THE GLASS MENAGERIE
There's a special challenge behind staging a "memory play" like Tennessee Williams's Glass Menagerie. If you play up too much the memory side (that is, make it obvious that the stage events are Tom's regretful recollections being acted out like a private psychodrama), you get at best a deeply moving illustrated lecture, interesting only if we care why Tom is telling us all this. Minimize Tom's narration by playing the action entirely in the present, and you emphasize what doesn't happen (Laura wins no love from her Gentleman Caller, Jim O'Connor) rather than what does: Tom's (and Tennessee's) remorse over the sister he left behind.
Certainly Tom failed to provide -- could anyone have succeeded? -- a permanent gentleman caller to destroy Laura's loneliness, a white knight to rescue the crippled girl (in reality, Tennessee Williams's ultimately lobotomized sister) from a mother who ferociously tries to relive and re-form her own life through her frightened daughter. But, apart from the fact that Tom makes up much that he couldn't have known, this is Laura's story, too, and Amanda's, the mother's. If Tom is allowed to officiously stage-manage his own admittedly illusory memories, the resulting intrusiveness can blunt this play's wonderful complexity.
Perhaps because A.C. Thomas's in-the-round Live Theatre staging dispenses with all but the essential props (Tom's typewriter, Laura's glass animals, her phonograph, Amanda's phone, and a stylized sofa), this Glass Menagerie strongly underscores Tom's random recollections. Scenes begin abruptly, like flashbacks to lost opportunities suddenly recalled. Mute moments when--Laura embraces her fragile friends punctuate the scenes, and in the midst of action the actors appear lost in reverie, as if frozen in some sudden recollection. Julie Martino's lighting looks as tight and precise as a suddenly isolated mental picture. Much here feels as if it's happened many times before.
But you pay a price for putting the dream before the reality. The Live Theatre acting tends toward a vaporous preciousness. The glacial pacing can be maddening, like a memory stuck in its groove. Worse, Thomas loses much of the humor that offsets the sentiment, particularly Amanda's penchant for self-parody (as in her wheedling, revealing first-act telephone solicitations). With her threadbare airs and graces, this cracked Southern belle has convinced herself that lightning (17 of her own gentlemen callers in one afternoon) could still strike twice. Laura's proposed boyfriend will have to woo the mother before he can ever win the daughter.
Dragging out Amanda's self-righteous self-pity, Diane Ponte-Wright plays her so introspectively that this supposedly extroverted, life-sucking matriarch comes off as harmless, even enervated.
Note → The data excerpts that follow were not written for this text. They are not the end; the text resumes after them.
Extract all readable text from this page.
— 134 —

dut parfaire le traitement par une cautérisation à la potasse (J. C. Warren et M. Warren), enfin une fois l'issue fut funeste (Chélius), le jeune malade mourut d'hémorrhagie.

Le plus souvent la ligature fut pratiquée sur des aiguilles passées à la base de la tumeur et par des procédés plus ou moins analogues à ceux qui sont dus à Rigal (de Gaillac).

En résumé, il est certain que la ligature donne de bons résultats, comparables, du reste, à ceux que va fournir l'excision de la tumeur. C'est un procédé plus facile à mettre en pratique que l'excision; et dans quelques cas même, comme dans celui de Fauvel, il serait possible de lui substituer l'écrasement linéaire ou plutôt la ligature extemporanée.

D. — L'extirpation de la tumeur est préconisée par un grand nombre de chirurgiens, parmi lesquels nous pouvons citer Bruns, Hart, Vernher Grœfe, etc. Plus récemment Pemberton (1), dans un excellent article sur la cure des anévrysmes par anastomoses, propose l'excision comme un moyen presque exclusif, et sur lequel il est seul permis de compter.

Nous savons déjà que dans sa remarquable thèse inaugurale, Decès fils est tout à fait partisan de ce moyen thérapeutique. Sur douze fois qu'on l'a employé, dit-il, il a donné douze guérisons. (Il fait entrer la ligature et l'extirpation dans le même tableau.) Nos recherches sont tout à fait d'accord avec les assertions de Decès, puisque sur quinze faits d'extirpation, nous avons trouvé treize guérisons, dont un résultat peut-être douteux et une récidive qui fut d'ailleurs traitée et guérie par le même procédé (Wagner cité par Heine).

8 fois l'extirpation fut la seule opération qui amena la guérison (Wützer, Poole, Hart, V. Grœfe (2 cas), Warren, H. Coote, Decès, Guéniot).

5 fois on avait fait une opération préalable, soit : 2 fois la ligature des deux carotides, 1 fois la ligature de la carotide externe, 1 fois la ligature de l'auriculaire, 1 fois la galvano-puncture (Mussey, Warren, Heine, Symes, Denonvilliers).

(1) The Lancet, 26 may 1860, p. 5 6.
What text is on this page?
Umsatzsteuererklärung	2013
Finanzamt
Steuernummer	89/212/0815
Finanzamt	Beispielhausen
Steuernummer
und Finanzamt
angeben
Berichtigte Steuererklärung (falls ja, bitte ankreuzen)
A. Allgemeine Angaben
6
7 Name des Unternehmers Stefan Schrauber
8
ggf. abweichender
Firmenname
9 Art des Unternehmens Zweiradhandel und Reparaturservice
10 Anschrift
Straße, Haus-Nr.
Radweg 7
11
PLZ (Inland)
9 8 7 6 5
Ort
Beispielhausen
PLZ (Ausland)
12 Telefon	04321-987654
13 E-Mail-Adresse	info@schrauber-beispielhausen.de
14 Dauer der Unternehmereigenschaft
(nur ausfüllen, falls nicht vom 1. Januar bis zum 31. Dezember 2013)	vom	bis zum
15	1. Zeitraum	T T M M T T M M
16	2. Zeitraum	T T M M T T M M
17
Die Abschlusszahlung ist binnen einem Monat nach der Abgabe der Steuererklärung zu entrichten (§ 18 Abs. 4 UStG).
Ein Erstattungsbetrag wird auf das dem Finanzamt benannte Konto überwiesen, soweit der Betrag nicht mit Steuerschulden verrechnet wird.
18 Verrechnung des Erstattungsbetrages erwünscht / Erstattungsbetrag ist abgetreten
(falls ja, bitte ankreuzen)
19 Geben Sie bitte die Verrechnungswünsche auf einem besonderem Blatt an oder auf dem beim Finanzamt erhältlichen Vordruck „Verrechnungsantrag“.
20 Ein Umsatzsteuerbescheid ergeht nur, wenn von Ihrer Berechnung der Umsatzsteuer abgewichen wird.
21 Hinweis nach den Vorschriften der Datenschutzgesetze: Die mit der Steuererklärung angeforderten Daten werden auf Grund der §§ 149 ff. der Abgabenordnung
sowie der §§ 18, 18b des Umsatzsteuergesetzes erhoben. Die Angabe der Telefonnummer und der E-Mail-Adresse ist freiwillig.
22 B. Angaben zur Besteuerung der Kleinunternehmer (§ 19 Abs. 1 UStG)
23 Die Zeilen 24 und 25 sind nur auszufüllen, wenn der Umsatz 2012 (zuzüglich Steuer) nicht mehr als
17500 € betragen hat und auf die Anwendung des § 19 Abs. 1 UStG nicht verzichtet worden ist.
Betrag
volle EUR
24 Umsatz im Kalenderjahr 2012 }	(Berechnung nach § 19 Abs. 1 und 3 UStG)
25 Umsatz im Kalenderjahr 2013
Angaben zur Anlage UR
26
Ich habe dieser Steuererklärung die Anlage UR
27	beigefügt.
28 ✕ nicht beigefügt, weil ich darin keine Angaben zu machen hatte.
Here's a mother who's so sure her son will become a version of his father -- a drunken bum who'll desert them all -- that, perversely, she forces history to repeat itself. At the same time she's living her glory days so vicariously through Laura that the girl hasn't a chance for a life of her own, let alone love in her own right. In its subtextual depths, Glass Menagerie fairly seethes with Tom's unprocessed, retroactive anger. Slow down these scenes, treat Amanda like a grown-up Blanche DuBois, and they turn maudlin on you.
To show us that these are Tom's memories we're glimpsing, director Thomas has Matthew Schaefer enter the scenes far more often than necessary (particularly during the all-important Laura-Jim heart-to-heart). Still, Schaefer gives a clear and concentrated performanceas the adventure-starved narrator. He's hilarious as he freaks out Amanda with imaginary tales of his gangster activities, and he's the only actor who tries to connect with the others onstage. Denise Petersen is, well, a bit too beautiful to be Laura (unless she's secretly an ax murderer, this Laura should be besieged with gentlemen callers). Petersen is also too self-effacing even for this part: Laura, after all, has to have some emotional weight for us to want her to have a whole lot more. Part of Petersen's problem is that Gary Albert's disastrous Gentleman Caller gives her nothing to work with. Flatly reciting his wonderful lines, so we're convinced someone's holding an invisible gun to his head, Albert emotionally eviscerates the candlelit confessional scene that's Glass Menagerie's glorious payoff. Dramatically speaking, this Jim is even more "in love with long distance" than Tom's father.
So, without a fully developed Amanda, a Laura to hold her own dramatically, or a plausible Gentleman Caller, this Glass Menagerie is wounded in several vital organs.